Paul White in his studio, 2017.I’ve grown up with Apple computers and have a kind of love/hate relationship with them, as I suspect many of their users do. Although Macs are simply wonderful when they are working properly, on a bad day they can be just as frustrating as their counterparts. When my 2012 MacBook Pro decided to play up, I elected to see what I could do without spending a fortune. The machine had slowed down to London M25 rush-hour speeds, sometimes refusing to open windows or applications at all. When it was working, the Wi-Fi would drop out for no good reason and then display a message saying that the selected network could not be rejoined despite an apparently strong signal. Mmm, time for a clean install?

It could be a challenge getting hold of a Sierra or High Sierra installer as Apple have just upgraded to Mojave and removed the High Sierra installer from the App Store, and even I’m not rash enough to install a brand-new OS until I get the all-clear from everybody else who has. If you want to restore the operating system you had before, then you can use the Restore function but if you root around on the Apple website you can find legacy installers.

There are various instructions online on how to turn an installer into a bootable drive, but I didn’t need to do that as I had previously made a bootable El Capitan USB drive.

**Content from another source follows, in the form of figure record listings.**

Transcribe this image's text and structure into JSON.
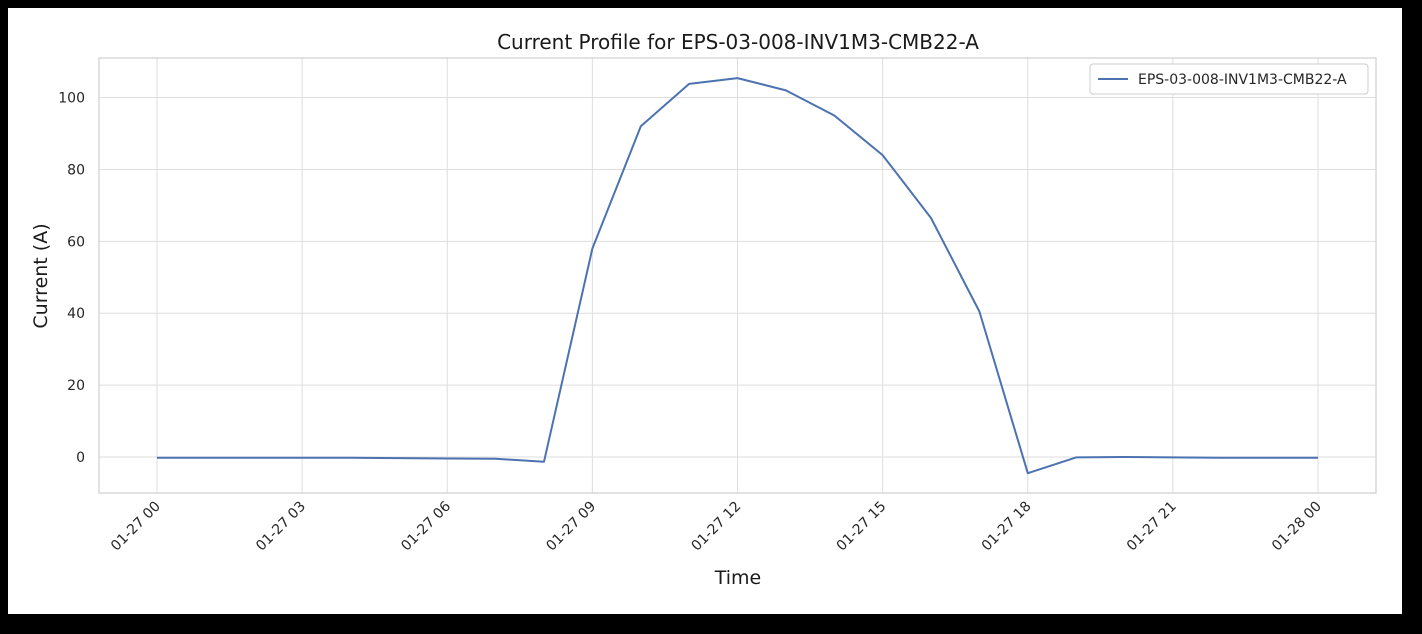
{
  "chart_data": {
    "type": "line",
    "title": "Current Profile for EPS-03-008-INV1M3-CMB22-A",
    "xlabel": "Time",
    "ylabel": "Current (A)",
    "x_tick_labels": [
      "01-27 00",
      "01-27 03",
      "01-27 06",
      "01-27 09",
      "01-27 12",
      "01-27 15",
      "01-27 18",
      "01-27 21",
      "01-28 00"
    ],
    "y_ticks": [
      0,
      20,
      40,
      60,
      80,
      100
    ],
    "ylim": [
      -10,
      111
    ],
    "xlim": [
      "01-26 22:48",
      "01-28 01:12"
    ],
    "grid": true,
    "legend": "top-right",
    "series": [
      {
        "name": "EPS-03-008-INV1M3-CMB22-A",
        "color": "#4c72b0",
        "x": [
          "01-27 00",
          "01-27 01",
          "01-27 02",
          "01-27 03",
          "01-27 04",
          "01-27 05",
          "01-27 06",
          "01-27 07",
          "01-27 08",
          "01-27 09",
          "01-27 10",
          "01-27 11",
          "01-27 12",
          "01-27 13",
          "01-27 14",
          "01-27 15",
          "01-27 16",
          "01-27 17",
          "01-27 18",
          "01-27 19",
          "01-27 20",
          "01-27 21",
          "01-27 22",
          "01-27 23",
          "01-28 00"
        ],
        "values": [
          -0.2,
          -0.2,
          -0.2,
          -0.2,
          -0.2,
          -0.3,
          -0.4,
          -0.5,
          -1.3,
          58,
          92,
          103.8,
          105.4,
          102,
          95,
          84,
          66.5,
          40.5,
          -4.5,
          -0.1,
          0,
          -0.1,
          -0.2,
          -0.2,
          -0.2
        ]
      }
    ]
  },
  "colors": {
    "line": "#4c72b0",
    "grid": "#dedede",
    "frame": "#000000"
  }
}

So, I booted from the El Capitan USB stick, reformatted the main hard drive after backing up stuff I wanted to keep, then ran a High Sierra installer I’d saved to a memory stick on a previous occasion. At first this seemed to do the trick, but after a short time the slow behaviour returned.

At this point I figured it must be the hard drive starting to die (though Disk Doctor didn’t find anything wrong), which gave me an excuse to replace it with an SSD drive to see if that would improve matters. Changing the hard drive in a MacBook Pro is a five minute job (if you first watch the YouTube videos showing you how to do it), so in went a 500GB SSD drive. I formatted it using Apple’s Disk Utility, then went through the whole OS install procedure again. And it worked — now the computer boots up in no time, windows open as if by magic, and it feels like a new machine. If you have an old MacBook Pro that needs a new lease of life, I’d definitely recommend fitting an SSD drive, and you can always restore from Time Machine if you don’t want to do a clean install.

And the Wi-Fi issue? I changed the channel on my router and that fixed it. It must have been interference from one of my neighbours with a super-powerful BT box. Happy now? Nearly, but I still have to find out why my Time Machine drive unmounts itself without permission every few hours, causing the Mac to put up a message blaming me. How very dare it!